1. Line 10 is concluded by line 2, because we have declared $x$ and thus, for all $x$ the statement holds
2. Line 9 is concluded by line 3, because, from the implication we assume that if $\forall_{y}\left[x + y = 1 + y\right]$ is true then $\left[\exists_{z}\left[x+z=2\right]\right]$ is also true.
3. Line 8 is concluded by line 4 because we instantiate $y$ to be equal to $1$ and thus, $x+z=2$.

I'll also include an (untidy) image on how to proof structure "should" look:

Apparently, according to my friend, this is wrong. His answer can be found here: \begin{align} 1&. \quad \forall_{x}\left[\left[ \forall_{y}\left[x+y=1+y\right]\right]\implies\left[\exists_{z}\left[x+z=2\right]\right]\right] \\ 2&. \quad x &(declare)\\ 3&. \quad \forall_{y} \left[ x+y=1+y \right] &(assumed)\\ 4&. \quad x=1 \\ 5&. \quad z = 1 &(choose)\\ 6&. \quad 1 + 1 = 2 &(Peano Ax.)\\ 7&. \quad x+z=2 &(6,4,5) \\ 8&. \quad \left[\exists_{z}\left[x+z=2\right]\right] &(5,7)\\ 9&. \quad\left[ \forall_{y} \left[ x+y=1+y \right] \implies \exists_{z}\left[x+z=2\right]\right] \\ 10&. \quad \forall_{x}\left[\left[ \forall_{y}\left[x+y=1+y\right]\right]\implies\left[\exists_{z}\left[x+z=2\right]\right]\right] &QED \end{align}

An image with his styling can be found here:

While he definitely gets better marks than me I'm struggling to see how his answer is better than mine.

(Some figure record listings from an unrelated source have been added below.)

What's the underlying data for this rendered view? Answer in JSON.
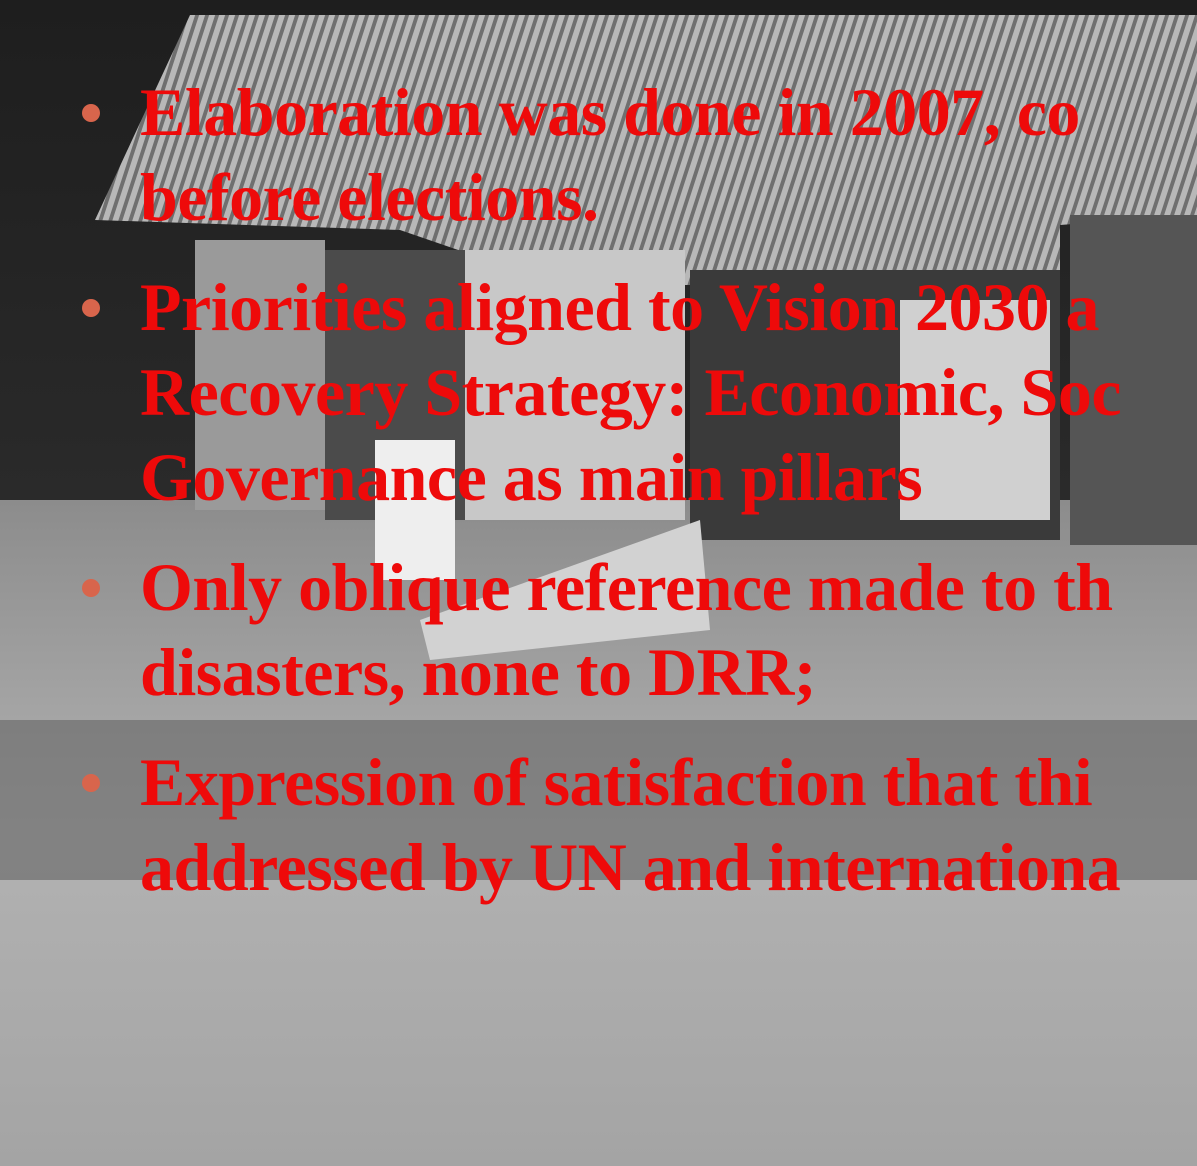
{
  "bullets": [
    {
      "lines": [
        "Elaboration was done in 2007, co",
        "before elections."
      ]
    },
    {
      "lines": [
        "Priorities aligned to Vision 2030 a",
        "Recovery Strategy: Economic, Soc",
        "Governance as main pillars"
      ]
    },
    {
      "lines": [
        "Only oblique reference made to th",
        "disasters, none to DRR;"
      ]
    },
    {
      "lines": [
        "Expression of satisfaction that thi",
        "addressed by UN and internationa"
      ]
    }
  ]
}
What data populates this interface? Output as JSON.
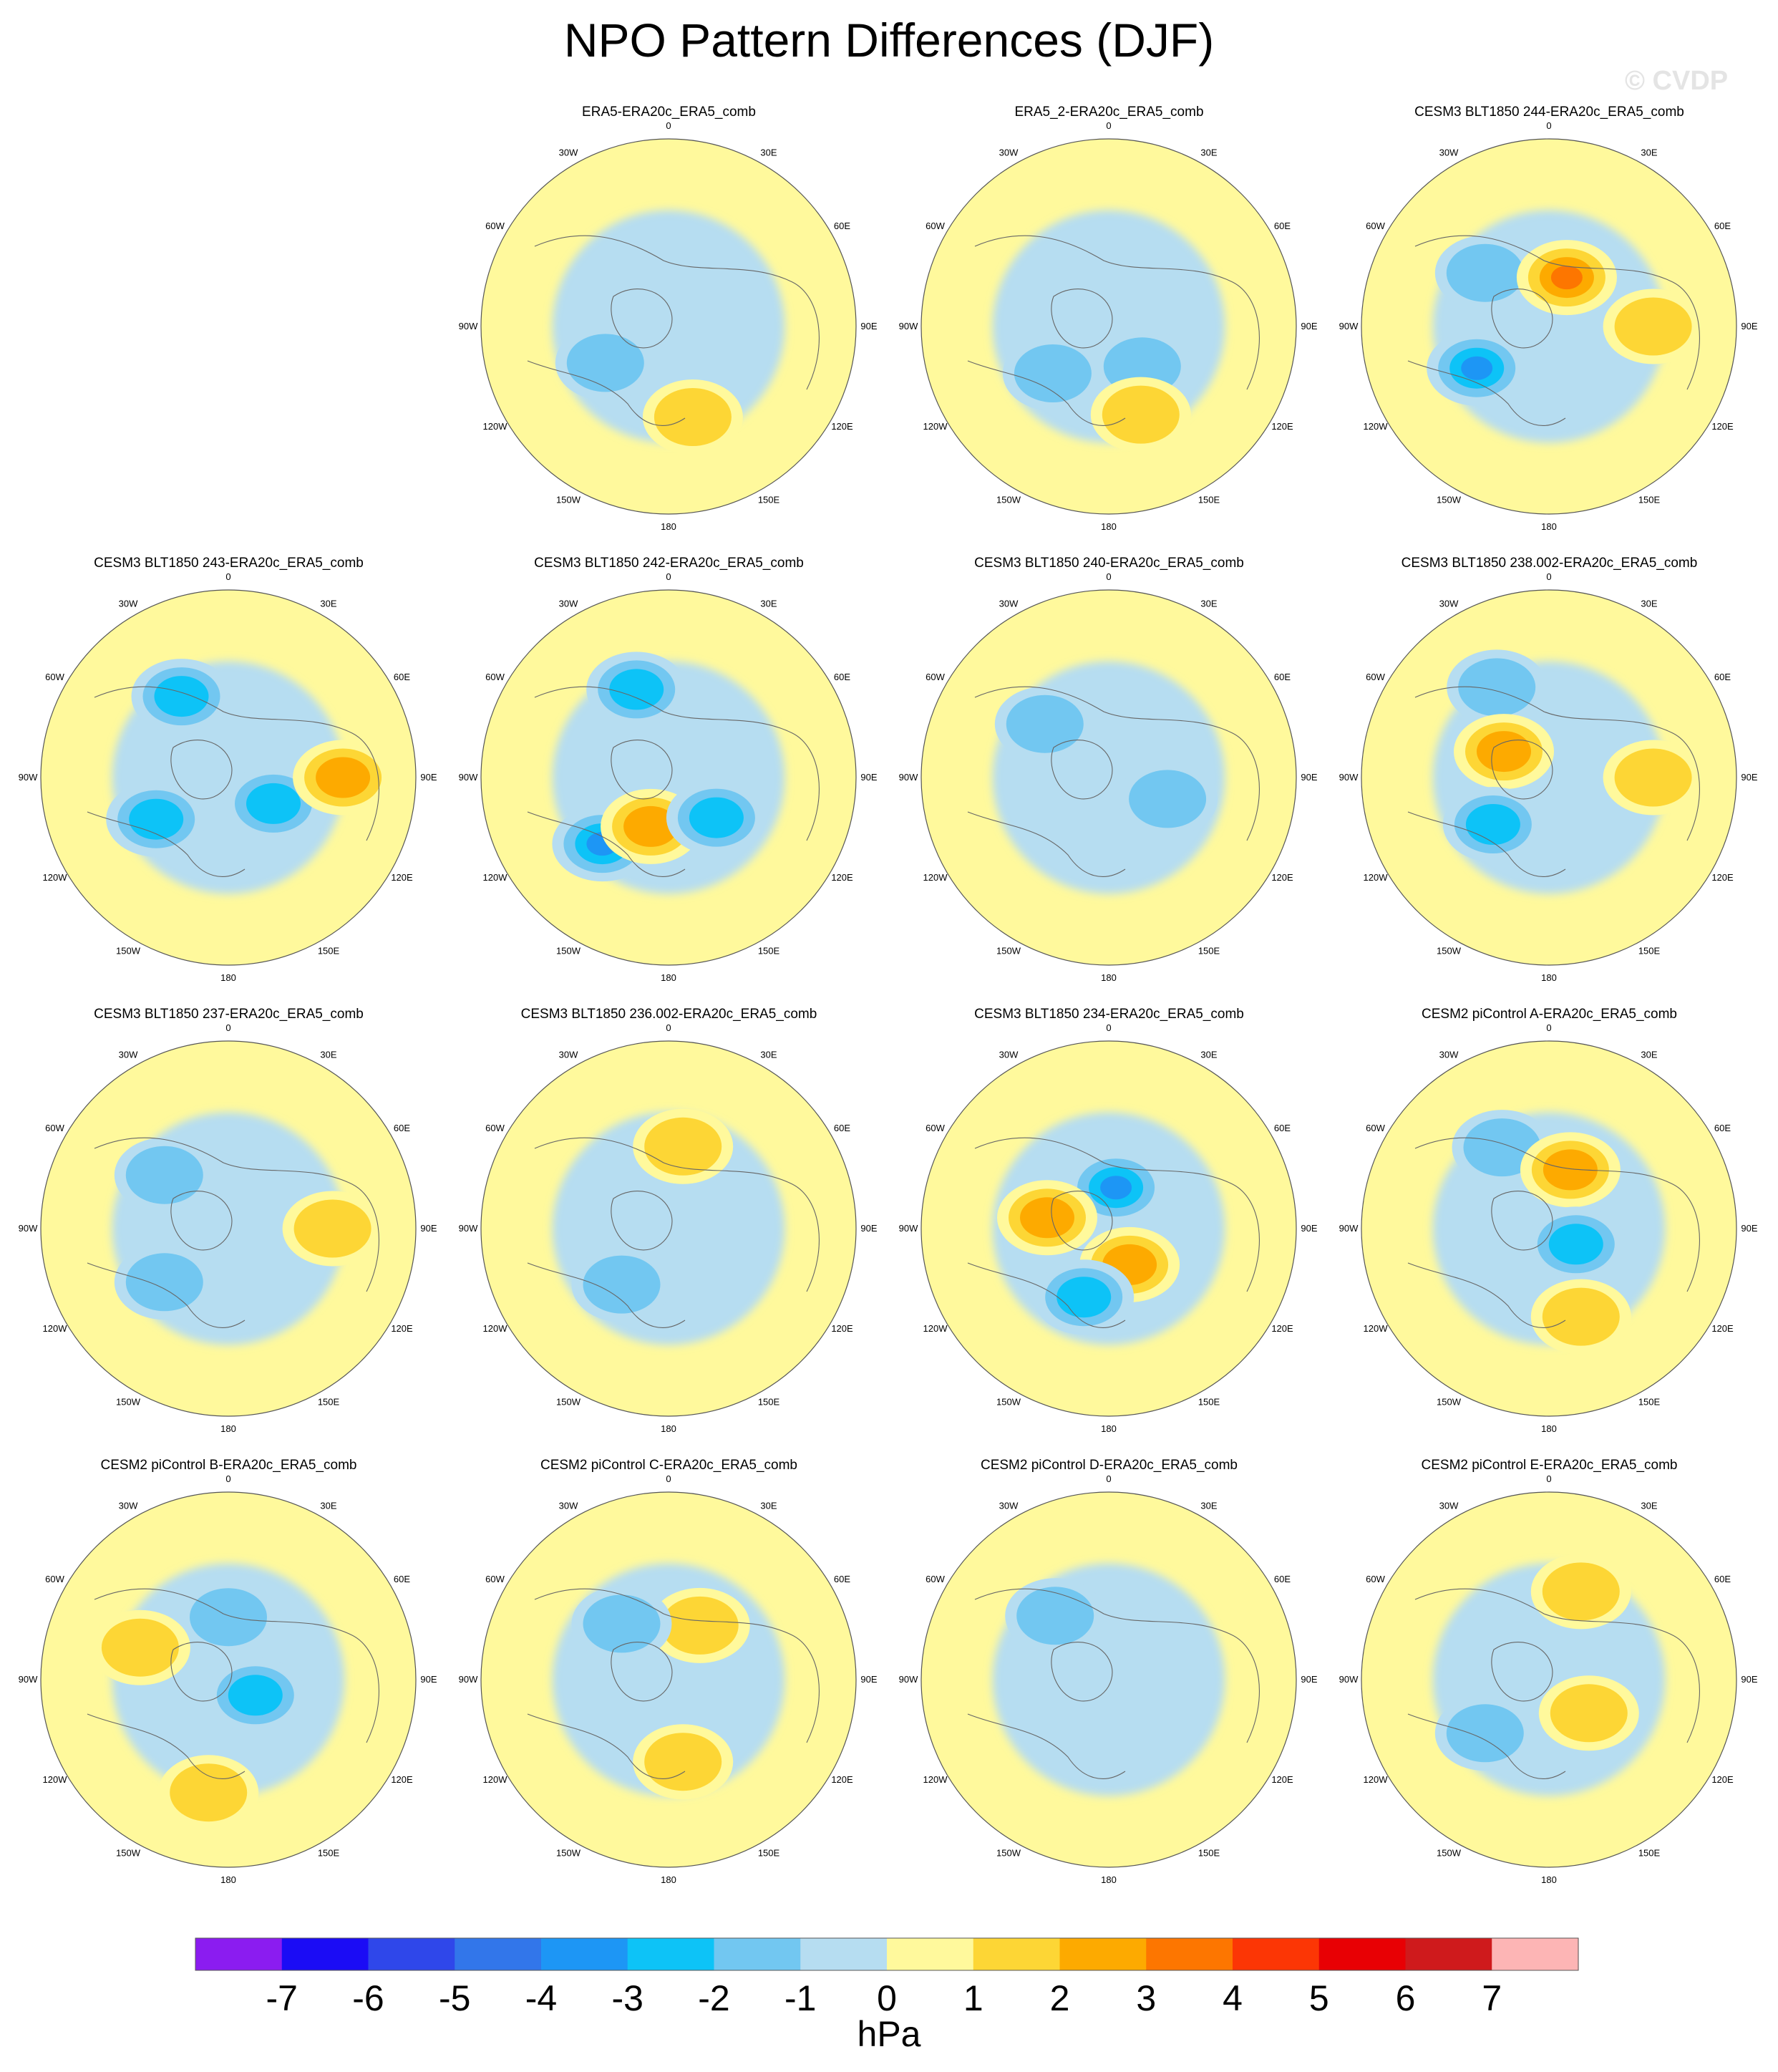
{
  "title": "NPO Pattern Differences (DJF)",
  "watermark": "© CVDP",
  "colorbar": {
    "units": "hPa",
    "ticks": [
      "-7",
      "-6",
      "-5",
      "-4",
      "-3",
      "-2",
      "-1",
      "0",
      "1",
      "2",
      "3",
      "4",
      "5",
      "6",
      "7"
    ],
    "colors": [
      "#8b1cf0",
      "#1b0cf5",
      "#2f47ea",
      "#3276ea",
      "#1d96f5",
      "#0dc3f7",
      "#72c7f1",
      "#b6ddf1",
      "#fff99c",
      "#fdd635",
      "#fdaa00",
      "#fd7600",
      "#fc3605",
      "#e80004",
      "#cf1a1c",
      "#fdb5b5"
    ]
  },
  "lon_labels": {
    "n": "180",
    "nne": "150E",
    "ene": "120E",
    "e": "90E",
    "ese": "60E",
    "sse": "30E",
    "s": "0",
    "ssw": "30W",
    "wsw": "60W",
    "w": "90W",
    "wnw": "120W",
    "nnw": "150W"
  },
  "chart_data": [
    {
      "type": "heatmap",
      "title": "ERA5-ERA20c_ERA5_comb",
      "colorbar_units": "hPa",
      "range": [
        -7,
        7
      ],
      "features": [
        {
          "lon": "60W",
          "lat": 55,
          "value": -2
        },
        {
          "lon": "15E",
          "lat": 45,
          "value": 1.5
        }
      ]
    },
    {
      "type": "heatmap",
      "title": "ERA5_2-ERA20c_ERA5_comb",
      "colorbar_units": "hPa",
      "range": [
        -7,
        7
      ],
      "features": [
        {
          "lon": "50W",
          "lat": 55,
          "value": -2
        },
        {
          "lon": "40E",
          "lat": 65,
          "value": -2
        },
        {
          "lon": "20E",
          "lat": 45,
          "value": 1.5
        }
      ]
    },
    {
      "type": "heatmap",
      "title": "CESM3 BLT1850 244-ERA20c_ERA5_comb",
      "colorbar_units": "hPa",
      "range": [
        -7,
        7
      ],
      "features": [
        {
          "lon": "130W",
          "lat": 50,
          "value": -2
        },
        {
          "lon": "160E",
          "lat": 65,
          "value": 3.5
        },
        {
          "lon": "60W",
          "lat": 50,
          "value": -3.5
        },
        {
          "lon": "90E",
          "lat": 40,
          "value": 1.5
        }
      ]
    },
    {
      "type": "heatmap",
      "title": "CESM3 BLT1850 243-ERA20c_ERA5_comb",
      "colorbar_units": "hPa",
      "range": [
        -7,
        7
      ],
      "features": [
        {
          "lon": "150W",
          "lat": 45,
          "value": -3
        },
        {
          "lon": "60W",
          "lat": 50,
          "value": -3
        },
        {
          "lon": "60E",
          "lat": 65,
          "value": -3
        },
        {
          "lon": "90E",
          "lat": 35,
          "value": 2.5
        }
      ]
    },
    {
      "type": "heatmap",
      "title": "CESM3 BLT1850 242-ERA20c_ERA5_comb",
      "colorbar_units": "hPa",
      "range": [
        -7,
        7
      ],
      "features": [
        {
          "lon": "160W",
          "lat": 45,
          "value": -3
        },
        {
          "lon": "45W",
          "lat": 45,
          "value": -3.5
        },
        {
          "lon": "20W",
          "lat": 65,
          "value": 2.5
        },
        {
          "lon": "50E",
          "lat": 60,
          "value": -3
        }
      ]
    },
    {
      "type": "heatmap",
      "title": "CESM3 BLT1850 240-ERA20c_ERA5_comb",
      "colorbar_units": "hPa",
      "range": [
        -7,
        7
      ],
      "features": [
        {
          "lon": "130W",
          "lat": 50,
          "value": -2
        },
        {
          "lon": "70E",
          "lat": 60,
          "value": -1.5
        }
      ]
    },
    {
      "type": "heatmap",
      "title": "CESM3 BLT1850 238.002-ERA20c_ERA5_comb",
      "colorbar_units": "hPa",
      "range": [
        -7,
        7
      ],
      "features": [
        {
          "lon": "150W",
          "lat": 40,
          "value": -2
        },
        {
          "lon": "120W",
          "lat": 65,
          "value": 2.5
        },
        {
          "lon": "50W",
          "lat": 55,
          "value": -3
        },
        {
          "lon": "90E",
          "lat": 40,
          "value": 2
        }
      ]
    },
    {
      "type": "heatmap",
      "title": "CESM3 BLT1850 237-ERA20c_ERA5_comb",
      "colorbar_units": "hPa",
      "range": [
        -7,
        7
      ],
      "features": [
        {
          "lon": "130W",
          "lat": 50,
          "value": -2
        },
        {
          "lon": "50W",
          "lat": 50,
          "value": -2
        },
        {
          "lon": "90E",
          "lat": 40,
          "value": 1.5
        }
      ]
    },
    {
      "type": "heatmap",
      "title": "CESM3 BLT1850 236.002-ERA20c_ERA5_comb",
      "colorbar_units": "hPa",
      "range": [
        -7,
        7
      ],
      "features": [
        {
          "lon": "170E",
          "lat": 50,
          "value": 1.5
        },
        {
          "lon": "40W",
          "lat": 55,
          "value": -2
        }
      ]
    },
    {
      "type": "heatmap",
      "title": "CESM3 BLT1850 234-ERA20c_ERA5_comb",
      "colorbar_units": "hPa",
      "range": [
        -7,
        7
      ],
      "features": [
        {
          "lon": "170E",
          "lat": 70,
          "value": -3.5
        },
        {
          "lon": "100W",
          "lat": 60,
          "value": 2.5
        },
        {
          "lon": "30E",
          "lat": 70,
          "value": 2.5
        },
        {
          "lon": "20W",
          "lat": 55,
          "value": -3
        }
      ]
    },
    {
      "type": "heatmap",
      "title": "CESM2 piControl A-ERA20c_ERA5_comb",
      "colorbar_units": "hPa",
      "range": [
        -7,
        7
      ],
      "features": [
        {
          "lon": "150W",
          "lat": 45,
          "value": -2
        },
        {
          "lon": "160E",
          "lat": 60,
          "value": 2.5
        },
        {
          "lon": "60E",
          "lat": 75,
          "value": -3
        },
        {
          "lon": "20E",
          "lat": 45,
          "value": 1.5
        }
      ]
    },
    {
      "type": "heatmap",
      "title": "CESM2 piControl B-ERA20c_ERA5_comb",
      "colorbar_units": "hPa",
      "range": [
        -7,
        7
      ],
      "features": [
        {
          "lon": "180",
          "lat": 60,
          "value": -2
        },
        {
          "lon": "110W",
          "lat": 45,
          "value": 1.5
        },
        {
          "lon": "60E",
          "lat": 75,
          "value": -3
        },
        {
          "lon": "10W",
          "lat": 35,
          "value": 1.5
        }
      ]
    },
    {
      "type": "heatmap",
      "title": "CESM2 piControl C-ERA20c_ERA5_comb",
      "colorbar_units": "hPa",
      "range": [
        -7,
        7
      ],
      "features": [
        {
          "lon": "150E",
          "lat": 60,
          "value": 2
        },
        {
          "lon": "140W",
          "lat": 55,
          "value": -2
        },
        {
          "lon": "10E",
          "lat": 50,
          "value": 1.5
        }
      ]
    },
    {
      "type": "heatmap",
      "title": "CESM2 piControl D-ERA20c_ERA5_comb",
      "colorbar_units": "hPa",
      "range": [
        -7,
        7
      ],
      "features": [
        {
          "lon": "140W",
          "lat": 50,
          "value": -2
        }
      ]
    },
    {
      "type": "heatmap",
      "title": "CESM2 piControl E-ERA20c_ERA5_comb",
      "colorbar_units": "hPa",
      "range": [
        -7,
        7
      ],
      "features": [
        {
          "lon": "160E",
          "lat": 45,
          "value": 1.5
        },
        {
          "lon": "50E",
          "lat": 65,
          "value": 1.5
        },
        {
          "lon": "50W",
          "lat": 50,
          "value": -2
        }
      ]
    }
  ]
}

Thanks so much for your help!

Sorry for the bad formatting. I'm still learning LaTeX. The images were added because of those lines we have to draw and I don't know how to add them while using basic LaTeX. I hope this conforms to the code of conduct. My hand writing is bad, I've been told - sorry!

Answer 1

Sketch of a proof, to be refined according to the proof system used.

We have to start assuming :

1) $∀y[x+y=1+y]$ --- start of sub-proof

Instantiating it with $y=1$ we get :

2) $x+1=1+1$

Now we need the laws of arithmetic, and specifically the law : $1+1=2$, provable from Peano axioms, and transitivity of equality to get :

3) $x+1=2$

Now we can conclude by Existential generalization with :

4) $∃z[x+z=2]$.

Now we use Conditional Proof :

$∀y[x+y=1+y] \to ∃z[x+z=2]$ --- end of sub-proof.

The result follows by Universal generalization :

$∀x \ (∀y \ [x+y=1+y] \to ∃z \ [x+z=2])$.